Le buveur d'eaux.
De juin à la fin de septembre, vit ou plutôt végète le buveur d'eaux. C'est généralement un Parisien, qui a fait la noce et qui se retire pendant trois ou quatre semaines dans un "trou" situé au fond d'une montagne alpestre ou sur une cime pyrénéenne.
Indifférent à la nature qui, d'ailleurs, est monotone, le buveur d'eaux se lève à six heures pour aller à l'établissement prendre son verre gradué et le remplir à l'un des robinets, qui délivre la santé aux malades. Le buveur boit et va faire un tour de dix minutes pour revenir boire une nouvelle dose du bienfaisant liquide.
Et puis il en attend l'effet, en causant avec les autres buveurs. Les uns et les autres s'absorbent dans l'examen comparé de leurs intestin, foie, poumon, reins, vessie, etc., etc. Quand l'eau est purgative, il y a des intermittences dans la conversation. Souvent un interlocuteur disparaît quelques instants pour revenir bientôt, l’œil souriant, la mine satisfaite, et reprendre le dialogue resté en souffrance.
Le déjeuner du buveur est triste.

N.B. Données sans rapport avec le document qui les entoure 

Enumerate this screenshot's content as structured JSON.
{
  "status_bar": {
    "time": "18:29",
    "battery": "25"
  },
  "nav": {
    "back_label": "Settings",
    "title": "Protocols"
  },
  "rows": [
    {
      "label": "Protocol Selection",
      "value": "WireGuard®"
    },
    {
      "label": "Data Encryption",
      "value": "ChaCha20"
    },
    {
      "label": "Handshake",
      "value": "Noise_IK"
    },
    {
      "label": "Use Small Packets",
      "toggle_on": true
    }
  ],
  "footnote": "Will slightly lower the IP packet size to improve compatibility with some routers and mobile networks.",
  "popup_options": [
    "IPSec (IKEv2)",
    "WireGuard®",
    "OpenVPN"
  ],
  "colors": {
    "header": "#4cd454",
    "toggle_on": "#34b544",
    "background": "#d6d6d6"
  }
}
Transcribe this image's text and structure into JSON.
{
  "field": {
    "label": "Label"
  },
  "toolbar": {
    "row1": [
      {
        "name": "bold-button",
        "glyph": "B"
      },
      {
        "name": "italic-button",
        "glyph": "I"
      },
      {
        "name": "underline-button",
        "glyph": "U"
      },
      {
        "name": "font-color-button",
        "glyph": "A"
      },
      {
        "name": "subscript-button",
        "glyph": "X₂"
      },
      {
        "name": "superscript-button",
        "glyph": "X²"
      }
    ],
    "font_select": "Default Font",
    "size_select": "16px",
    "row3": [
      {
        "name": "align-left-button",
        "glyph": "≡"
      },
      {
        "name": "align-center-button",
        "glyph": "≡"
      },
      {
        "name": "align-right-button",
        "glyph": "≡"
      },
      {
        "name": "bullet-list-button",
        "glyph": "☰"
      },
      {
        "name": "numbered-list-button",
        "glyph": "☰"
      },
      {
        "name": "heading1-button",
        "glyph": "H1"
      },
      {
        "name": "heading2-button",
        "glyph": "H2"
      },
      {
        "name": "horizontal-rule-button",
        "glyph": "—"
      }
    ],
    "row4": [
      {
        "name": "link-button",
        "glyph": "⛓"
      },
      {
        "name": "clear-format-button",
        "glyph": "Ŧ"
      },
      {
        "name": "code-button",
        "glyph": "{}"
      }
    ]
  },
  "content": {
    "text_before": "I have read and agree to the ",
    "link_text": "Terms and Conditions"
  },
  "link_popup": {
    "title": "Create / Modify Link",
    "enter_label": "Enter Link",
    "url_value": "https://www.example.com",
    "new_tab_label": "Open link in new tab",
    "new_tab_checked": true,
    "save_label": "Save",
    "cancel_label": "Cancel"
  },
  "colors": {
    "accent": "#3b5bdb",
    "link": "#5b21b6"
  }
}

Il est au régime. Les beaux fruits de l'été, il les mange en compote; les fraîches salades, il les contemple sans y toucher. Plus de café, plus de cognac. On se nourrit de la vue d'un glacier qui ne rappelle Imoda* que de bien loin.
Le buveur d'eaux se promène beaucoup. Ainsi l'ordonne la Faculté. On le rencontre dans les sentiers, marchant à pas lents et contemplant avec mélancolie l'éternel torrent qui roule sur les mêmes cailloux: "Torrent, tu es très beau! mais tu es bien embêtant", semble dire le regard du buveur, crétinisé par le sempiternel horizon des mêmes montagnes.
L'après-midi, le buveur boit encore, et ainsi de suite jusqu'au jour où la saison est finie. Il rentre à Paris, fortifié, récuré, guéri, sauvé, maigre s'il était gras, gras s'il était maigre, et comme il a soif de jouissances, il se fourre immédiatement une énorme biture de tout ce qui lui a manqué. Le résultat du traitement est immédiatement compromis.
Pour l'efficacité des eaux, il faudrait en boire pendant un mois et s'enfermer à la Trappe avec un régime sévère et frugal, pendant les onze autres mois de l'année. A ce prix-là, on pourrait compter sur une santé relative.
Le buveur d'eaux ne va jamais plus de trois ans de suite aux bains qu'il a choisis. Au bout de trois ans, il s'en dégoûte ou il est mort.
Physiologies parisiennes, Albert Millaud, illustrations de Caran d'Ache, Job et Frick, à la Librairie illustrée, 1887.
* Nota de célestin Mira.
La famille italienne Imoda acquit vers 1880, l'immeuble situé 3 rue Royale à Paris, anciennement propriété de duc de Richelieu, pour en faire un glacier. Le lieu devint ensuite un bistrot pour cocher de fiacre, pour devenir enfin un café-glacier au nom de Maxim's et Georg's. C'est aujourd'hui le célèbre restaurant Maxim's.